From wikipedia's Inverse FT article: when $f$ is a continuously differentiable function with nonzero derivative at the point $a$, then $f^{-1}$ is continuously differentiable.  Given that $f$ in my case is strictly increasing $\implies$ $f'>0$ this condition seems satisfied for all $a \in \mathbb{R}_+$.

Counterexamples in comments assume that $f'(x)=0$ at some $a$, but this is ruled out by the assumption that $f'(x)>0$.
 A: The condition is exactly that $f'(x)$ is nonzero (or equivalently, positive) for all $x$.  Indeed, if $f^{-1}$ is differentiable everywhere, then differentiating the identity $f^{-1}(f(x))=x$ gives $(f^{-1})'(f(x))f'(x)=1$ so $f'(x)$ can never be zero.

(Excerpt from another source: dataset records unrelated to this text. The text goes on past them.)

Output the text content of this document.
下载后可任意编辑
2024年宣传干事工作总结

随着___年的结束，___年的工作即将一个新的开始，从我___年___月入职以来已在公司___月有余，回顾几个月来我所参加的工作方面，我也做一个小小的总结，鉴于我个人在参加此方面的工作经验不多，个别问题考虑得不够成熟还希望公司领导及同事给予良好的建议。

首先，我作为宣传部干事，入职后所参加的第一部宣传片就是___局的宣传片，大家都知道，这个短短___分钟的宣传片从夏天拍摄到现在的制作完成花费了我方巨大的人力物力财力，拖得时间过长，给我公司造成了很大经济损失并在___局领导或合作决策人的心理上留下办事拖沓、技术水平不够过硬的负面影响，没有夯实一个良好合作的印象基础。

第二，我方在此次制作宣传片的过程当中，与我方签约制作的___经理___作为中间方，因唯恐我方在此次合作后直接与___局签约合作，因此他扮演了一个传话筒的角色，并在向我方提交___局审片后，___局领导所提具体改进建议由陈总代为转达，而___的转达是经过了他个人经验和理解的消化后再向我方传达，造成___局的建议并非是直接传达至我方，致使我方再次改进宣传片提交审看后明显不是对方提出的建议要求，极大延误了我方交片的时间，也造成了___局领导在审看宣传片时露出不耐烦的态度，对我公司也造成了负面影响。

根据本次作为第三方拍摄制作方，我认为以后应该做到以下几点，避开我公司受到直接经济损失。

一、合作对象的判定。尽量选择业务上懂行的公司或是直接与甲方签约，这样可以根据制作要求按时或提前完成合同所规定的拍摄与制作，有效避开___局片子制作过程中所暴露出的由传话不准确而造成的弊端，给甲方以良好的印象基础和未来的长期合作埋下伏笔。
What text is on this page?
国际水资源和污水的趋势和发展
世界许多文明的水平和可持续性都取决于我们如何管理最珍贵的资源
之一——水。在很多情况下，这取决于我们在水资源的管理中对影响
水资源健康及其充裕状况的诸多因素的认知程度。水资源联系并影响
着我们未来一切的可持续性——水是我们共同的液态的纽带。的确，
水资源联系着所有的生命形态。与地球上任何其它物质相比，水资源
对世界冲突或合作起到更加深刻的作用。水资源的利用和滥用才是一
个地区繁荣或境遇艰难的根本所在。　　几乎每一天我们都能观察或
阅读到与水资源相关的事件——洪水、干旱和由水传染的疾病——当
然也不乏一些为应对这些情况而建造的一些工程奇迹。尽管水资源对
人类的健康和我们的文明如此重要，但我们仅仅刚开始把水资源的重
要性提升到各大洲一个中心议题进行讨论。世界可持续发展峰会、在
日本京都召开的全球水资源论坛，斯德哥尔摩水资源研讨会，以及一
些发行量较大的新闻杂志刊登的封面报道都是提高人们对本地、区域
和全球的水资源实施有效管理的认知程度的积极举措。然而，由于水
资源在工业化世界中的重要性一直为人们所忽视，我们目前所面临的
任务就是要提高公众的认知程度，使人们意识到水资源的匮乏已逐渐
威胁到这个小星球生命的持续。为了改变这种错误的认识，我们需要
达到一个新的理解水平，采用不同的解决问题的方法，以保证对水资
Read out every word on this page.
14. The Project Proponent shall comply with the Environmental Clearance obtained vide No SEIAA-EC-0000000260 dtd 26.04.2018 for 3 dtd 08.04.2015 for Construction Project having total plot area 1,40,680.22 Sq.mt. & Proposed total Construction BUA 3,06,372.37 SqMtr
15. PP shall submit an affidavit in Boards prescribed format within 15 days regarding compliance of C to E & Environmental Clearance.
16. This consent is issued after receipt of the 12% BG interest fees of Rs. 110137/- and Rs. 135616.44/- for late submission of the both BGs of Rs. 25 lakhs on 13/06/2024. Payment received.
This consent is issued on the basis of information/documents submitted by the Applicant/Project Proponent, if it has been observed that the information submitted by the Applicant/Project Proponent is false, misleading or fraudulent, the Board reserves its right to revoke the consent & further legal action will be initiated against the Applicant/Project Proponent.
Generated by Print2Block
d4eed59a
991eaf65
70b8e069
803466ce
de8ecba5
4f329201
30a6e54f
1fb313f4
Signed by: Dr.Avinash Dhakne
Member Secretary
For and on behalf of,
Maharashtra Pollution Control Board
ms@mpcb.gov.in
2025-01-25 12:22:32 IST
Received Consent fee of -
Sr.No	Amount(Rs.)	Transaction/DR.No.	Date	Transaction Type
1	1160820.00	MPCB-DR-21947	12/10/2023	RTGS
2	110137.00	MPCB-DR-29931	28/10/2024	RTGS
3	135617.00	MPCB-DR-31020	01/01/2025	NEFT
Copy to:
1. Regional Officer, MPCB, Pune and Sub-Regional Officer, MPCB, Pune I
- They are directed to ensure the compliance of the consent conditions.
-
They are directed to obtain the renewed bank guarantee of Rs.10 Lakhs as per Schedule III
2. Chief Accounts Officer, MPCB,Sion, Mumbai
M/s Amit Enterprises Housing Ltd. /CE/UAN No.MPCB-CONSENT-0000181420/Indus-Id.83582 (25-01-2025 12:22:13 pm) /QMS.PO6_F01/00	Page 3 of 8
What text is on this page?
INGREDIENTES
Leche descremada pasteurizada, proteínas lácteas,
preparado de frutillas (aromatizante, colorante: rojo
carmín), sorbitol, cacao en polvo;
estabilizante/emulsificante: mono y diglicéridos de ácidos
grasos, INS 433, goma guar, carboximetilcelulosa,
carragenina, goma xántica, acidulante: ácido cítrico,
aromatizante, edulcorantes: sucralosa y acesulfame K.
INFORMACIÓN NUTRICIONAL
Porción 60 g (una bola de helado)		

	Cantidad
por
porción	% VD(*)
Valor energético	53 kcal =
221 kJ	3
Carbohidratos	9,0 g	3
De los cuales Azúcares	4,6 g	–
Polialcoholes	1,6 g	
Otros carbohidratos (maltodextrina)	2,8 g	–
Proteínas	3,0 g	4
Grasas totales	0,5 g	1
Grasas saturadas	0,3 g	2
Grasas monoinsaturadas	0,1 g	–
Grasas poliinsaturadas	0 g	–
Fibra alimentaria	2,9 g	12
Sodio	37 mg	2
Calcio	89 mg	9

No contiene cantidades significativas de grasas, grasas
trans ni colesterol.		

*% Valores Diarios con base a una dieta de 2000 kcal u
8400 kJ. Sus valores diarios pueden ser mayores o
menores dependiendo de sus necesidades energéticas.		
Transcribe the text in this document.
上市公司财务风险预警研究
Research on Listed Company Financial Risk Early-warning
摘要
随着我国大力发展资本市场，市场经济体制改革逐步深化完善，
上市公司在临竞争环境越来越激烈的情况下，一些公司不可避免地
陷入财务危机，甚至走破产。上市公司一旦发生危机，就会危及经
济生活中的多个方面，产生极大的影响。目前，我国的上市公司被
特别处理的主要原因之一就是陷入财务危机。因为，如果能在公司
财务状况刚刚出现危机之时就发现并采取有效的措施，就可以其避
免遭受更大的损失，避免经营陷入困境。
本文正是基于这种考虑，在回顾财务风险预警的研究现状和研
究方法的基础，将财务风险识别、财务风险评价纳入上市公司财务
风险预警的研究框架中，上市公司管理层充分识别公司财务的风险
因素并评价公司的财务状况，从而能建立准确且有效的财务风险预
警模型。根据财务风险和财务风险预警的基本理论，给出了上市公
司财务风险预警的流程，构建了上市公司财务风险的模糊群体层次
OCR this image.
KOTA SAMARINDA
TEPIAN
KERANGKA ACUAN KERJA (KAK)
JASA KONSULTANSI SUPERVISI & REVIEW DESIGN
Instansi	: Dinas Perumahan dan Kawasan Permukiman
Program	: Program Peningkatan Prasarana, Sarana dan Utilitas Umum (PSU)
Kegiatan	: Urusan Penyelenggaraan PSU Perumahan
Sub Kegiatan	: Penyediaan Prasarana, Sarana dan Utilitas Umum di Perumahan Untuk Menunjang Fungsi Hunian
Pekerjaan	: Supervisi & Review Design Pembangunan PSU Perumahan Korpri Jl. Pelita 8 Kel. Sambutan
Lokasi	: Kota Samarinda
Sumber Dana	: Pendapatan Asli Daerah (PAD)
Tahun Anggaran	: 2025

Conversely, if $y=f(x)$ and $f'(x)\neq 0$, then $f^{-1}$ is differentiable at $y$ with $(f^{-1})'(y)=1/f'(x)$ (indeed, you can prove this directly from the definition, and the difference quotients to compute $(f^{-1})'(y)$ are the reciprocals of the difference quotients for $f'(x)$).  So if $f'$ is always nonzero, then $f^{-1}$ is differentiable everywhere with $(f^{-1})'(y)=1/f'(f^{-1}(y))$.  If $f$ is twice continuously differentiable, we can then differentiate $(f^{-1})'$ by the chain rule to find that $f^{-1}$ is twice continuously differentiable.

Note, however, that merely assuming $f$ is differentiable and strictly increasing does not imply $f'$ is positive everywhere.  For instance, consider $f(x)=x^3$, which is strictly increasing and infinitely differentiable but $f'(0)=0$ and $f^{-1}(x)=\sqrt[3]{x}$ is not differentiable at $0$.